Both parties have joined in crippling the government in response to the demands of their wealthy campaign contributors, who above all else insist on keeping low tax rates on capital gains, top incomes, estates and corporate profits. Corporate taxes as a share of national income are at the lowest levels in recent history. Rich households take home the greatest share of income since the Great Depression. Twice before in American history, powerful corporate interests dominated Washington and brought America to a state of unacceptable inequality, instability and corruption. Both times a social and political movement arose to restore democracy and shared prosperity...
The young people in Zuccotti Park and more than 1,000 cities have started America on a path to renewal. The movement, still in its first days, will have to expand in several strategic ways. Activists are needed among shareholders, consumers and students to hold corporations and politicians to account. Shareholders, for example, should pressure companies to get out of politics. Consumers should take their money and purchasing power away from companies that confuse business and political power. The whole range of other actions — shareholder and consumer activism, policy formulation, and running of candidates — will not happen in the park...
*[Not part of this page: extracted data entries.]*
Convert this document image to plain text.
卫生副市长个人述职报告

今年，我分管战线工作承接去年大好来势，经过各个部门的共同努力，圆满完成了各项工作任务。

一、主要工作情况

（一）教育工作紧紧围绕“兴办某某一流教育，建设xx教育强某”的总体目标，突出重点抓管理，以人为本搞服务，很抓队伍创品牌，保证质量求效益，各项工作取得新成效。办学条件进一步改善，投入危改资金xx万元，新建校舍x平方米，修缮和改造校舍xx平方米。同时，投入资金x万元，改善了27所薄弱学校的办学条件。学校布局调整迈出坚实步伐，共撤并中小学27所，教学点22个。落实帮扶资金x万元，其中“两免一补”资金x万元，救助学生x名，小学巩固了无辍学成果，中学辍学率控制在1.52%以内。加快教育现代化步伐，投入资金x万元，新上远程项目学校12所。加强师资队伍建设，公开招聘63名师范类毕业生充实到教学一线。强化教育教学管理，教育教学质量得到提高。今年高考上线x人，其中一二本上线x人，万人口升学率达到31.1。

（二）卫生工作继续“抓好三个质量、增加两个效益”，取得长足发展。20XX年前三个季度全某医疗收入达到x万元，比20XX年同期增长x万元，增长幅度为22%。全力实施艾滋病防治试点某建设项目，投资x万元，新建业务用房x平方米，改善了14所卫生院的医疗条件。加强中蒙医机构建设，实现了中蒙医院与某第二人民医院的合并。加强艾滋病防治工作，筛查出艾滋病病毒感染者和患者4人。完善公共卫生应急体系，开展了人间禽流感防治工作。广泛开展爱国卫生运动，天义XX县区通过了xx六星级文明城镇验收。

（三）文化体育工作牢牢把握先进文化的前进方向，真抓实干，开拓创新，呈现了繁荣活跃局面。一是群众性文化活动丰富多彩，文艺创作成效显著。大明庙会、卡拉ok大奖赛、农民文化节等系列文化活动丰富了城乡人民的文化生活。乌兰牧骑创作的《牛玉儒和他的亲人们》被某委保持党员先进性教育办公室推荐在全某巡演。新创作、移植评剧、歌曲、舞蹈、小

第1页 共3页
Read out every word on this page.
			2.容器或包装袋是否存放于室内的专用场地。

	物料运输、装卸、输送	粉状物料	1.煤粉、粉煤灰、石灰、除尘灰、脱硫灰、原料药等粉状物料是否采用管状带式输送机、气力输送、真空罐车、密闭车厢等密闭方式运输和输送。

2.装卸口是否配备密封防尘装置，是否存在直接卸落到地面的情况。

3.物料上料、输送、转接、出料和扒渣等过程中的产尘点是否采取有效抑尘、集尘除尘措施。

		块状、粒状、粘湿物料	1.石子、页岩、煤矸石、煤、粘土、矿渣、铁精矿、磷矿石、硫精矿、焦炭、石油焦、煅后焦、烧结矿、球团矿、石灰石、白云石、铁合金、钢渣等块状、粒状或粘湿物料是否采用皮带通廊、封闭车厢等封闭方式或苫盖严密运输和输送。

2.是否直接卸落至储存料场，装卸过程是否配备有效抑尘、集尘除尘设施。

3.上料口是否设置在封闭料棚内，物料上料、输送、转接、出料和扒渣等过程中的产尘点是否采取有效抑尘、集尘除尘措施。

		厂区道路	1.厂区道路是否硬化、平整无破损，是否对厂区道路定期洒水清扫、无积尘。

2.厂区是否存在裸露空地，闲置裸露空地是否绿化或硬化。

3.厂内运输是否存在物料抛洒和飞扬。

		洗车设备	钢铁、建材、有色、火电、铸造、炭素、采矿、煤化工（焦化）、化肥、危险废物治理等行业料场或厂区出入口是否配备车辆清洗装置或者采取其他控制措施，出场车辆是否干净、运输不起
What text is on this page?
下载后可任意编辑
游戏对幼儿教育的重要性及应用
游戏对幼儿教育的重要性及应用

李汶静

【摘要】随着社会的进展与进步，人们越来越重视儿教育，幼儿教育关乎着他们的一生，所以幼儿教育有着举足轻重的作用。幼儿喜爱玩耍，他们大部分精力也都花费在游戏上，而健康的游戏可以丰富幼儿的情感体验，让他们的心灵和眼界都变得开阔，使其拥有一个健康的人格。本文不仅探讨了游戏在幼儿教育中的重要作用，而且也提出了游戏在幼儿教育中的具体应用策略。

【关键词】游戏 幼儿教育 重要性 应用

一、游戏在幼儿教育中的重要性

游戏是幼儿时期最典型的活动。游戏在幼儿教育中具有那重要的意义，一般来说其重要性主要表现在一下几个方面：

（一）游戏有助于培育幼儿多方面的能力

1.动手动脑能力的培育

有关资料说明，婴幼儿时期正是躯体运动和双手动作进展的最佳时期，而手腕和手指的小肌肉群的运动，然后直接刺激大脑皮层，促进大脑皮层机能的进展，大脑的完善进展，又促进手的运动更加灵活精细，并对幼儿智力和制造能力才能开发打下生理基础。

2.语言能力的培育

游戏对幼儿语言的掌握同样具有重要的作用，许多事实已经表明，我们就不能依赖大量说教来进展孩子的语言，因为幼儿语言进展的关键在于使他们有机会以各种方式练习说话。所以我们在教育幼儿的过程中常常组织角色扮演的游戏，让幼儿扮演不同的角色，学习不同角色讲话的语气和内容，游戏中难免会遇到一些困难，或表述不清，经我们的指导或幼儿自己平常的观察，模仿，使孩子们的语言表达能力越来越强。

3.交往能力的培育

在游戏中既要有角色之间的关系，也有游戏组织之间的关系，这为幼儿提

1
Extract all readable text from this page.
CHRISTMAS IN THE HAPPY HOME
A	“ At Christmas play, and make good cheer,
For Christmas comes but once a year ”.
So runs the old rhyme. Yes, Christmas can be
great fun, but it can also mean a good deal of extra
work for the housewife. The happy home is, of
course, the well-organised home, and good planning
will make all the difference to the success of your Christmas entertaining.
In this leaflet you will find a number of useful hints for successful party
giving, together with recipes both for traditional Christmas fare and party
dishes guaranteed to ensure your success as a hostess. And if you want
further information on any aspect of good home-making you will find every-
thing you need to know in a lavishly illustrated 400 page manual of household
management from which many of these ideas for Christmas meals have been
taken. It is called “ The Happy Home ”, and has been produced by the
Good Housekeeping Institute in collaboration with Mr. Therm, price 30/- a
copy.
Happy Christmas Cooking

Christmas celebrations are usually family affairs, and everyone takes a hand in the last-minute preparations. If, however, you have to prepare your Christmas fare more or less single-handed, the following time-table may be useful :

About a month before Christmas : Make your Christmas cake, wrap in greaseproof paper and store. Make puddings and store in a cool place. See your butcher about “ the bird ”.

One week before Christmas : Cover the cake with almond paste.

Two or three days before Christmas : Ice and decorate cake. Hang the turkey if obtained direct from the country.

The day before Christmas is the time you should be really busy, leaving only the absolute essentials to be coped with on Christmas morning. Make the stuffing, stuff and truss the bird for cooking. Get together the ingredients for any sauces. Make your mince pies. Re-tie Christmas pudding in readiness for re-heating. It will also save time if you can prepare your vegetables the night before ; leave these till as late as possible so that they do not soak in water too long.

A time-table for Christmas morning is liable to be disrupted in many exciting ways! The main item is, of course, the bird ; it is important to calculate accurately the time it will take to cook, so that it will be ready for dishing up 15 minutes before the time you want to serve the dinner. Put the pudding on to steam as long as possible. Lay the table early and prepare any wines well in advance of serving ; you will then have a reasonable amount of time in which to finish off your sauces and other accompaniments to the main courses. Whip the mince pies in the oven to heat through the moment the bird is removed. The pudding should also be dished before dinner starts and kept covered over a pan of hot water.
The new movement also needs to build a public policy platform. The American people have it absolutely right on the three main points of a new agenda. To put it simply: tax the rich, end the wars and restore honest and effective government for all...
Those who think that the cold weather will end the protests should think again. A new generation of leaders is just getting started. The new progressive age has begun.
Jeffrey D. Sachs is the director of the Earth Institute at Columbia University and the author, most recently, of “The Price of Civilization: Reawakening American Virtue and Prosperity".